Personal information
- Place of birth: Scotland
- Position(s): Inside forward

Youth career
- Pollok
- Rangers

Senior career*
- Years: Team / Apps / (Gls)
- 1954–1955: Rangers / 1 / (0)
- 1955–1957: Hamilton Academical / 49 / (19)
- Winnipeg
- 1958–1962: Vancouver St. Andrews FC
- 1960: → Westminster Royals FC (loan)
- 1963–1967: North Shore United / Luckies
- Total:  / 50 / (19)

= John Woods (footballer) =

Scottish footballer

John Woods is a Scottish former professional footballer who played as an inside forward.

==Career==
After playing for Pollok, Woods signed for Rangers at the age of 15, and made one appearance for them in the Scottish Football League during the 1954–1955 season. That match was on 26 March 1955, and resulted in a 1–0 win for Rangers at home to Queen of the South. After leaving Rangers, Woods next played for Hamilton Academical, scoring 19 goals in 49 League appearances for them. Woods then moved to Canada to play for Winnipeg, later moving to Vancouver.
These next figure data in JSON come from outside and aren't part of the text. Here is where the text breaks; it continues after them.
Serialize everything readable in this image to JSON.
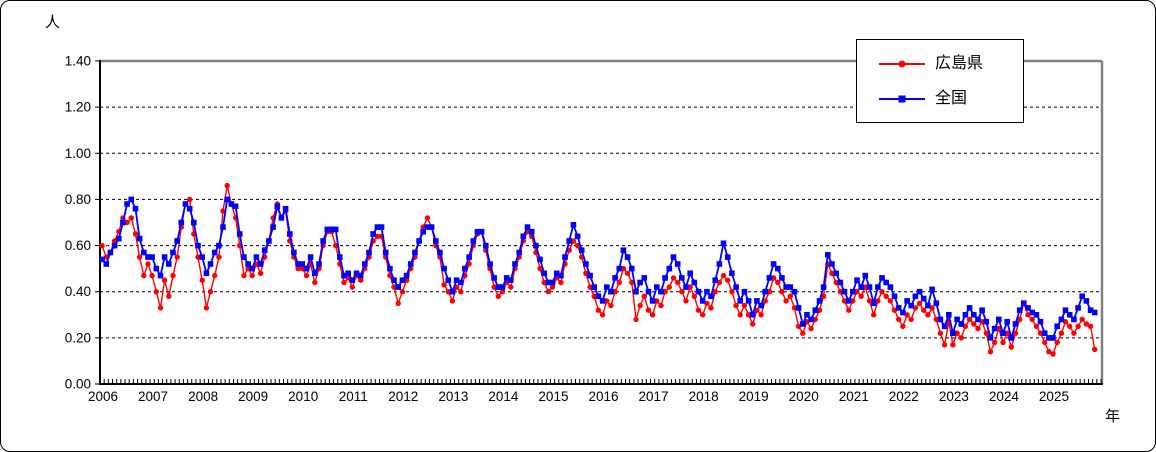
{
  "chart_data": {
    "type": "line",
    "title": "",
    "ylabel": "人",
    "xlabel": "年",
    "ylim": [
      0.0,
      1.4
    ],
    "y_tick_step": 0.2,
    "y_tick_labels": [
      "0.00",
      "0.20",
      "0.40",
      "0.60",
      "0.80",
      "1.00",
      "1.20",
      "1.40"
    ],
    "x_tick_labels": [
      "2006",
      "2007",
      "2008",
      "2009",
      "2010",
      "2011",
      "2012",
      "2013",
      "2014",
      "2015",
      "2016",
      "2017",
      "2018",
      "2019",
      "2020",
      "2021",
      "2022",
      "2023",
      "2024",
      "2025"
    ],
    "points_per_year": 12,
    "grid": "horizontal-dashed",
    "legend_position": "top-right",
    "series": [
      {
        "name": "広島県",
        "color": "#FF0000",
        "marker": "circle",
        "values": [
          0.6,
          0.55,
          0.57,
          0.62,
          0.66,
          0.72,
          0.7,
          0.72,
          0.65,
          0.55,
          0.47,
          0.52,
          0.47,
          0.4,
          0.33,
          0.45,
          0.38,
          0.47,
          0.55,
          0.68,
          0.78,
          0.8,
          0.65,
          0.55,
          0.45,
          0.33,
          0.4,
          0.47,
          0.55,
          0.75,
          0.86,
          0.78,
          0.72,
          0.6,
          0.47,
          0.5,
          0.47,
          0.52,
          0.48,
          0.55,
          0.62,
          0.72,
          0.78,
          0.72,
          0.75,
          0.62,
          0.55,
          0.5,
          0.5,
          0.47,
          0.52,
          0.44,
          0.5,
          0.6,
          0.66,
          0.66,
          0.6,
          0.52,
          0.44,
          0.46,
          0.42,
          0.47,
          0.45,
          0.5,
          0.55,
          0.62,
          0.64,
          0.64,
          0.55,
          0.47,
          0.42,
          0.35,
          0.4,
          0.45,
          0.5,
          0.55,
          0.62,
          0.68,
          0.72,
          0.68,
          0.6,
          0.55,
          0.43,
          0.4,
          0.36,
          0.42,
          0.4,
          0.47,
          0.52,
          0.6,
          0.65,
          0.66,
          0.58,
          0.5,
          0.42,
          0.38,
          0.4,
          0.44,
          0.42,
          0.5,
          0.55,
          0.62,
          0.66,
          0.64,
          0.57,
          0.5,
          0.44,
          0.4,
          0.42,
          0.46,
          0.44,
          0.52,
          0.58,
          0.62,
          0.6,
          0.55,
          0.48,
          0.42,
          0.38,
          0.32,
          0.3,
          0.36,
          0.34,
          0.4,
          0.44,
          0.5,
          0.48,
          0.44,
          0.28,
          0.34,
          0.38,
          0.32,
          0.3,
          0.36,
          0.34,
          0.4,
          0.42,
          0.46,
          0.44,
          0.4,
          0.36,
          0.42,
          0.38,
          0.32,
          0.3,
          0.35,
          0.33,
          0.4,
          0.44,
          0.47,
          0.45,
          0.4,
          0.34,
          0.3,
          0.34,
          0.3,
          0.26,
          0.32,
          0.3,
          0.36,
          0.4,
          0.46,
          0.44,
          0.4,
          0.36,
          0.38,
          0.33,
          0.25,
          0.22,
          0.27,
          0.24,
          0.28,
          0.32,
          0.38,
          0.52,
          0.48,
          0.44,
          0.4,
          0.36,
          0.32,
          0.36,
          0.4,
          0.38,
          0.42,
          0.36,
          0.3,
          0.36,
          0.4,
          0.38,
          0.36,
          0.32,
          0.28,
          0.25,
          0.3,
          0.28,
          0.33,
          0.35,
          0.32,
          0.3,
          0.33,
          0.28,
          0.22,
          0.17,
          0.27,
          0.17,
          0.22,
          0.2,
          0.25,
          0.28,
          0.26,
          0.24,
          0.27,
          0.22,
          0.14,
          0.18,
          0.24,
          0.18,
          0.22,
          0.16,
          0.22,
          0.28,
          0.35,
          0.3,
          0.28,
          0.25,
          0.22,
          0.18,
          0.14,
          0.13,
          0.18,
          0.22,
          0.27,
          0.25,
          0.22,
          0.25,
          0.28,
          0.26,
          0.25,
          0.15
        ]
      },
      {
        "name": "全国",
        "color": "#0000FF",
        "marker": "square",
        "values": [
          0.54,
          0.52,
          0.57,
          0.6,
          0.63,
          0.7,
          0.78,
          0.8,
          0.76,
          0.63,
          0.57,
          0.55,
          0.55,
          0.5,
          0.47,
          0.55,
          0.52,
          0.57,
          0.62,
          0.7,
          0.78,
          0.76,
          0.7,
          0.6,
          0.55,
          0.48,
          0.52,
          0.57,
          0.6,
          0.68,
          0.8,
          0.78,
          0.77,
          0.65,
          0.55,
          0.52,
          0.5,
          0.55,
          0.52,
          0.58,
          0.62,
          0.68,
          0.77,
          0.72,
          0.76,
          0.65,
          0.57,
          0.52,
          0.52,
          0.5,
          0.55,
          0.48,
          0.52,
          0.62,
          0.67,
          0.67,
          0.67,
          0.55,
          0.47,
          0.48,
          0.45,
          0.48,
          0.47,
          0.52,
          0.57,
          0.65,
          0.68,
          0.68,
          0.57,
          0.5,
          0.45,
          0.42,
          0.45,
          0.47,
          0.52,
          0.57,
          0.62,
          0.66,
          0.68,
          0.68,
          0.62,
          0.57,
          0.5,
          0.45,
          0.4,
          0.45,
          0.44,
          0.5,
          0.55,
          0.62,
          0.66,
          0.66,
          0.6,
          0.52,
          0.46,
          0.42,
          0.42,
          0.46,
          0.45,
          0.52,
          0.57,
          0.64,
          0.68,
          0.66,
          0.6,
          0.54,
          0.48,
          0.44,
          0.44,
          0.48,
          0.47,
          0.55,
          0.62,
          0.69,
          0.64,
          0.58,
          0.52,
          0.47,
          0.42,
          0.38,
          0.36,
          0.42,
          0.4,
          0.46,
          0.5,
          0.58,
          0.55,
          0.5,
          0.4,
          0.44,
          0.46,
          0.4,
          0.36,
          0.42,
          0.4,
          0.46,
          0.5,
          0.55,
          0.52,
          0.46,
          0.42,
          0.48,
          0.44,
          0.4,
          0.36,
          0.4,
          0.38,
          0.45,
          0.52,
          0.61,
          0.55,
          0.48,
          0.42,
          0.36,
          0.4,
          0.36,
          0.3,
          0.36,
          0.34,
          0.4,
          0.46,
          0.52,
          0.5,
          0.46,
          0.42,
          0.42,
          0.4,
          0.33,
          0.26,
          0.3,
          0.28,
          0.32,
          0.36,
          0.42,
          0.56,
          0.52,
          0.48,
          0.44,
          0.4,
          0.36,
          0.4,
          0.45,
          0.42,
          0.47,
          0.42,
          0.35,
          0.42,
          0.46,
          0.44,
          0.42,
          0.38,
          0.33,
          0.31,
          0.36,
          0.34,
          0.38,
          0.4,
          0.37,
          0.34,
          0.41,
          0.35,
          0.28,
          0.25,
          0.3,
          0.22,
          0.28,
          0.26,
          0.3,
          0.33,
          0.3,
          0.28,
          0.32,
          0.27,
          0.2,
          0.24,
          0.28,
          0.22,
          0.27,
          0.2,
          0.26,
          0.32,
          0.35,
          0.33,
          0.31,
          0.3,
          0.27,
          0.22,
          0.2,
          0.2,
          0.25,
          0.28,
          0.32,
          0.3,
          0.28,
          0.33,
          0.38,
          0.36,
          0.32,
          0.31
        ]
      }
    ],
    "colors": {
      "grid": "#000000",
      "axis": "#000000",
      "plot_border_gray": "#808080",
      "series_hiroshima": "#FF0000",
      "series_zenkoku": "#0000FF"
    }
  }
}
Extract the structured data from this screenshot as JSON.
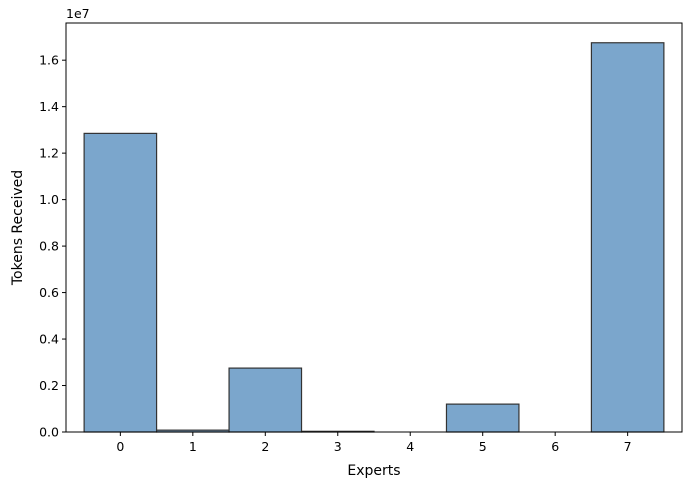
{
  "chart_data": {
    "type": "bar",
    "xlabel": "Experts",
    "ylabel": "Tokens Received",
    "y_offset_label": "1e7",
    "categories": [
      "0",
      "1",
      "2",
      "3",
      "4",
      "5",
      "6",
      "7"
    ],
    "values": [
      12850000,
      80000,
      2750000,
      30000,
      0,
      1200000,
      0,
      16750000
    ],
    "ylim": [
      0,
      17600000
    ],
    "yticks": [
      0,
      2000000,
      4000000,
      6000000,
      8000000,
      10000000,
      12000000,
      14000000,
      16000000
    ],
    "ytick_labels": [
      "0.0",
      "0.2",
      "0.4",
      "0.6",
      "0.8",
      "1.0",
      "1.2",
      "1.4",
      "1.6"
    ],
    "grid": false,
    "bar_color": "#7ba6cc",
    "edge_color": "#333333"
  }
}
In the Pacific Coast League, Woods played five seasons for Vancouver St. Andrews FC and four seasons for North Shore United FC / Luckies. While playing for St. Andrews in 1962, Woods received a two-year ban for refusing to play in an exhibition game for the Vancouver All-Stars. After his playing career, he served as a manager for North Shore United.

In 1960, Woods played for Canada's national team on tour in the Soviet Union and United Kingdom. He then won the Canada Soccer Championship The Challenge Trophy while on loan for the Westminster Royals FC. He scored two goals in the championship match on 22 October 1960, a 4:0 win over Toronto Golden Mile.